News Column

Half of US Adults Own Tablet or Smartphone

Oct. 2, 2012

Louis Llovio

smartphone

Half of all adult Americans now own either a tablet computer or a smartphone, and one-third use their mobile devices to view news stories and video clips at least once a week.

That's according to a survey by the Pew Research Center's Project for Excellence in Journalism, which polled more than 9,500 adults from late June to early August.

Terry Taylor, creative director of Big River Advertising in Richmond, said these developments present an opportunity for media companies.

"If I were in the media business, I'd be stoked by this report. It represents a more dynamic way to deliver media," he said.

"Things will always change. Change means opportunity. The technology is flipping every few months. I think right now, the big opportunity is to find ways for mobile and traditional to work more in tandem to deliver not just news but a more visceral experience of the news."

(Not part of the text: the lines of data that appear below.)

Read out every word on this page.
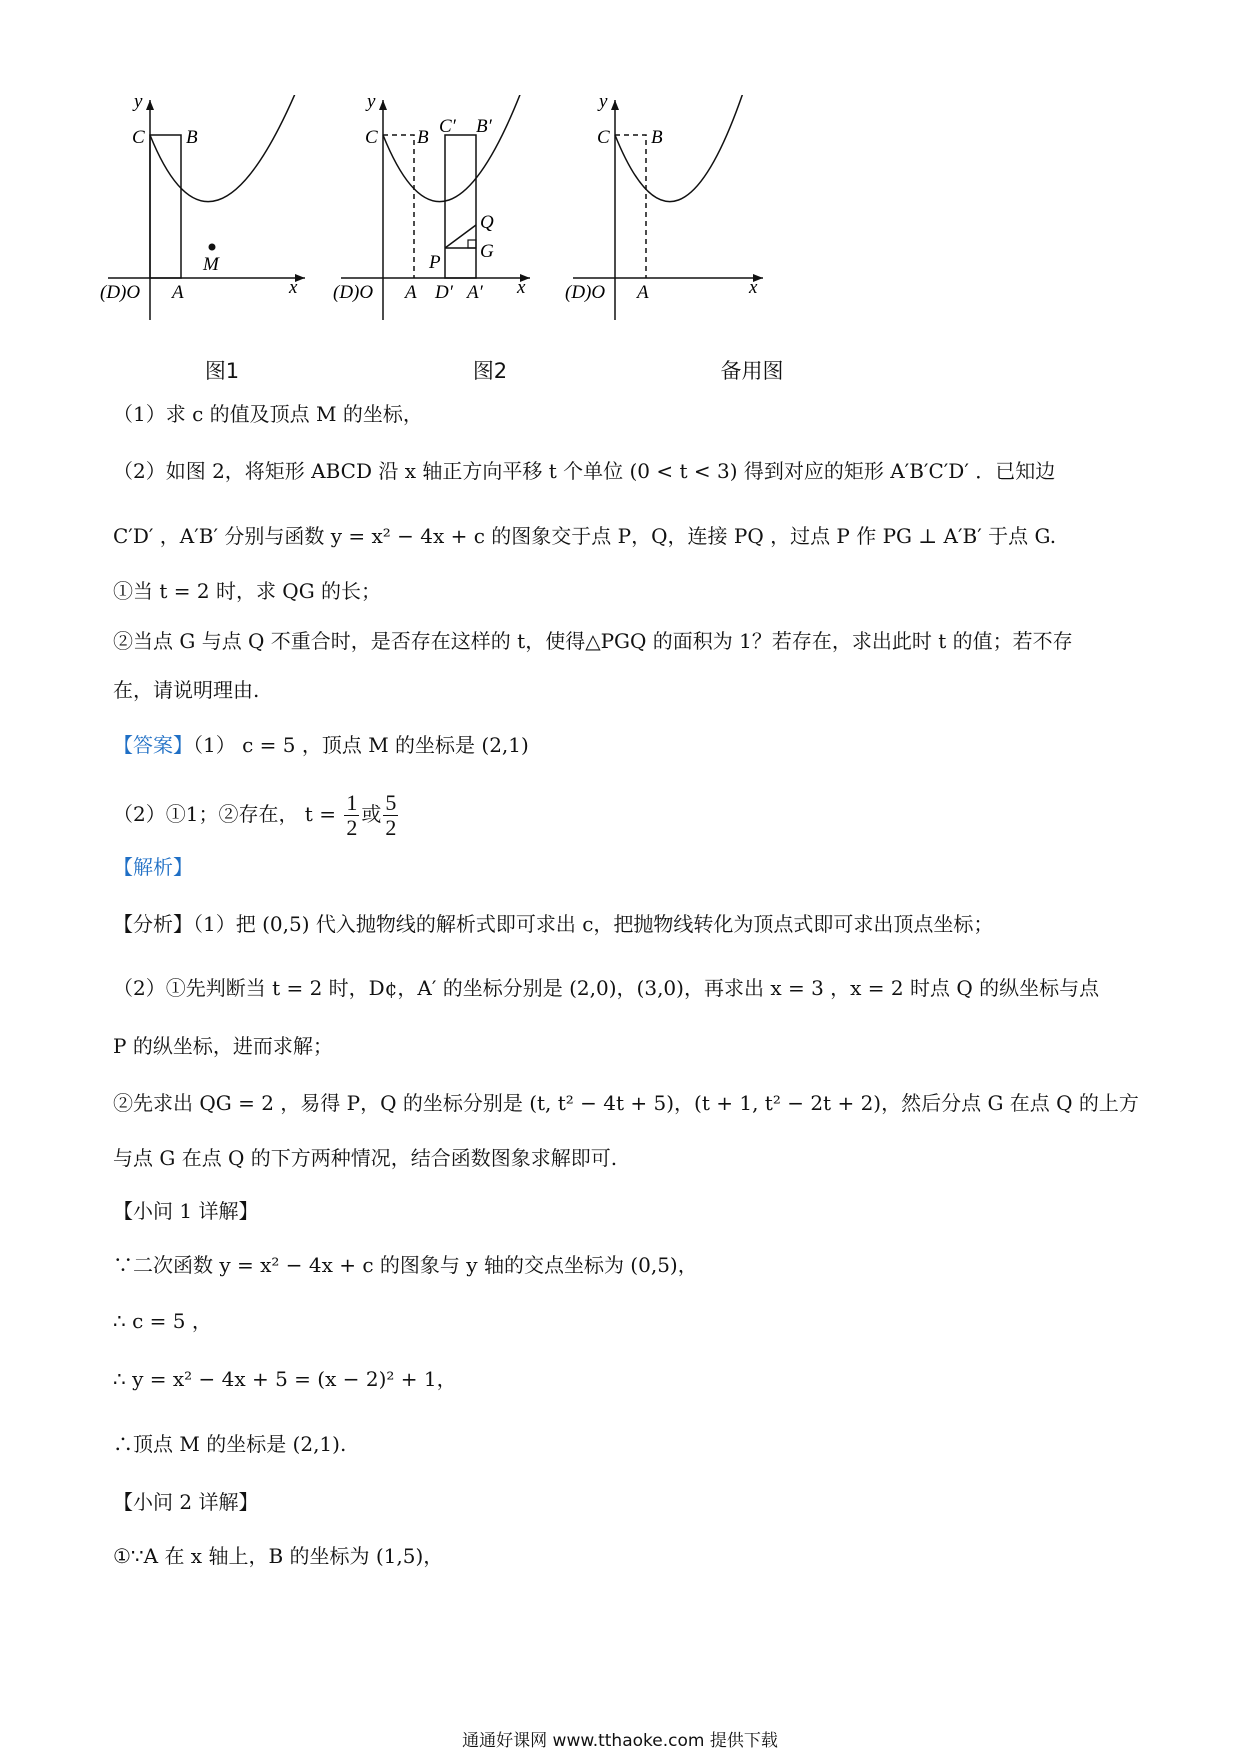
y
C B
M
(D)O A	x
图1
y
C B
C′ B′
Q
G
P
(D)O A D′ A′ x
图2
y
C B
(D)O A	x
备用图
（1）求 c 的值及顶点 M 的坐标，
（2）如图 2，将矩形 ABCD 沿 x 轴正方向平移 t 个单位 (0 < t < 3) 得到对应的矩形 A′B′C′D′ ．已知边
C′D′ ，A′B′ 分别与函数 y = x² − 4x + c 的图象交于点 P，Q，连接 PQ ，过点 P 作 PG ⊥ A′B′ 于点 G.
①当 t = 2 时，求 QG 的长；
②当点 G 与点 Q 不重合时，是否存在这样的 t，使得△PGQ 的面积为 1？若存在，求出此时 t 的值；若不存
在，请说明理由.
【答案】（1） c = 5 ，顶点 M 的坐标是 (2,1)
（2）①1；②存在， $t = \frac{1}{2}$ 或 $\frac{5}{2}$
【解析】
【分析】（1）把 (0,5) 代入抛物线的解析式即可求出 c，把抛物线转化为顶点式即可求出顶点坐标；
（2）①先判断当 t = 2 时，D¢，A′ 的坐标分别是 (2,0)，(3,0)，再求出 x = 3 ，x = 2 时点 Q 的纵坐标与点
P 的纵坐标，进而求解；
②先求出 QG = 2 ，易得 P，Q 的坐标分别是 (t, t² − 4t + 5)，(t + 1, t² − 2t + 2)，然后分点 G 在点 Q 的上方
与点 G 在点 Q 的下方两种情况，结合函数图象求解即可.
【小问 1 详解】
∵二次函数 y = x² − 4x + c 的图象与 y 轴的交点坐标为 (0,5)，
∴ c = 5 ，
∴ y = x² − 4x + 5 = (x − 2)² + 1，
∴顶点 M 的坐标是 (2,1).
【小问 2 详解】
①∵A 在 x 轴上，B 的坐标为 (1,5)，
通通好课网 www.tthaoke.com 提供下载
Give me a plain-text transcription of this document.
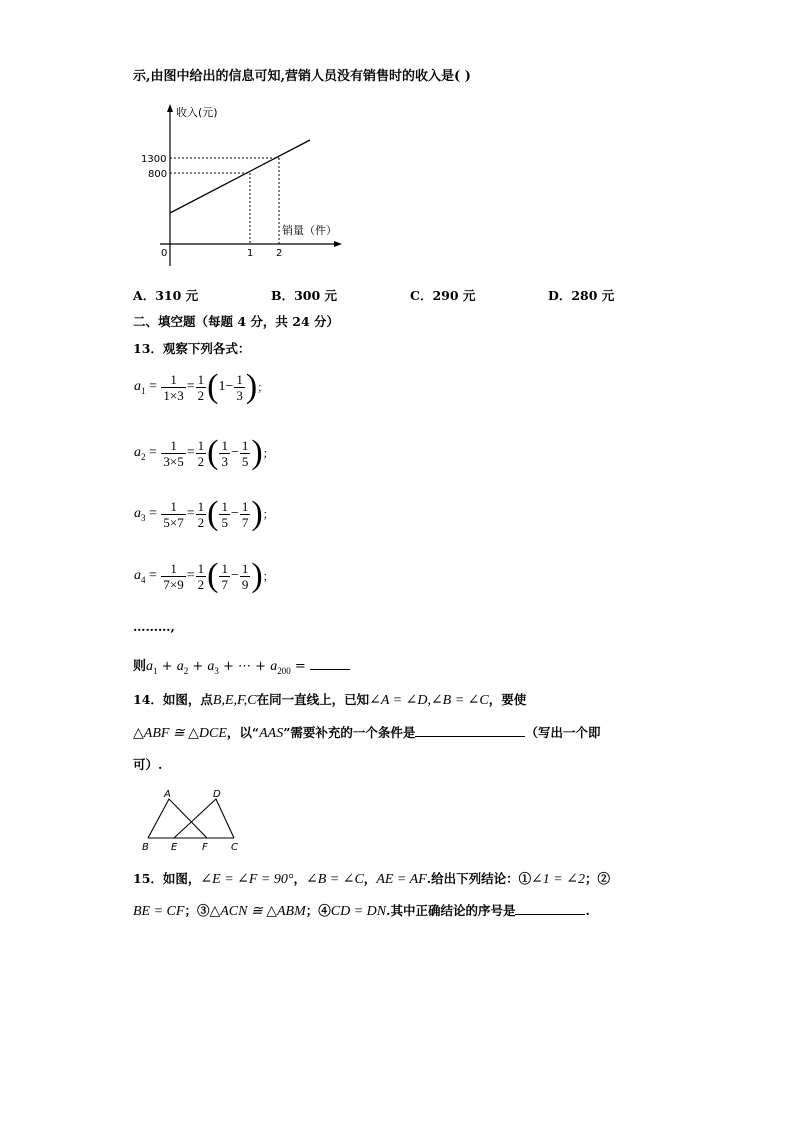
示,由图中给出的信息可知,营销人员没有销售时的收入是( )
收入(元)
销量（件）
1300
800
0	1 2
A．310 元	B．300 元	C．290 元	D．280 元
二、填空题（每题 4 分，共 24 分）
13．观察下列各式：
$a_1 = \frac{1}{1\times 3} = \frac{1}{2}$ ( $1 - \frac{1}{3}$ ) ；
$a_2 = \frac{1}{3\times 5} = \frac{1}{2}$ ( $\frac{1}{3} - \frac{1}{5}$ ) ；
$a_3 = \frac{1}{5\times 7} = \frac{1}{2}$ ( $\frac{1}{5} - \frac{1}{7}$ ) ；
$a_4 = \frac{1}{7\times 9} = \frac{1}{2}$ ( $\frac{1}{7} - \frac{1}{9}$ ) ；
………,
则$a_1 + a_2 + a_3$ + ⋯ + $a_{200}$ =
14．如图，点B,E,F,C在同一直线上，已知∠A = ∠D,∠B = ∠C，要使
△ABF ≅ △DCE，以“AAS”需要补充的一个条件是	（写出一个即
可）.
A	D
B E F C
15．如图，∠E = ∠F = 90°，∠B = ∠C，AE = AF.给出下列结论：①∠1 = ∠2；②
BE = CF；③△ACN ≅ △ABM；④CD = DN.其中正确结论的序号是	.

The findings have "major implications for how news will be consumed and paid for," says Pew. About 20 percent of the mobile news users surveyed said they paid for an online subscription in the past year.

Devices based on Google Inc.'s Android platform are gaining momentum. Pew found that just over half of tablet owners reported owning Apple's iPad, compared with 81 percent a year ago. Forty-eight percent now own an Android-based device, including Amazon.com Inc.'s Kindle Fire.

But mobile viewing doesn't necessarily mean that people are cutting back on viewing news on personal computers or in newspapers. About half of the tablet news users whom Pew surveyed say their tablets spur them to spend more time consuming news, and about one-third say they get news from sources they didn't use before. Nearly one-third of the mobile users also have print-only subscriptions, and most have no plans to give them up.

"The good news is news organizations should benefit from more readers -- on mobile devices," Taylor said. "The bad news is they are going to have to rethink how that news gets delivered."

Dean Jarrett, senior vice president of communications for Richmond-based The Martin Agency, said the way people access news will not change the relationship between those making news and those reporting it.

News stories reported and vetted by professional journalists carry a certain amount of weight, he said.

As the head of the advertising agency's public relations department, Jarrett said there are more news sources than ever and that the value of legitimate news sources are more important than ever.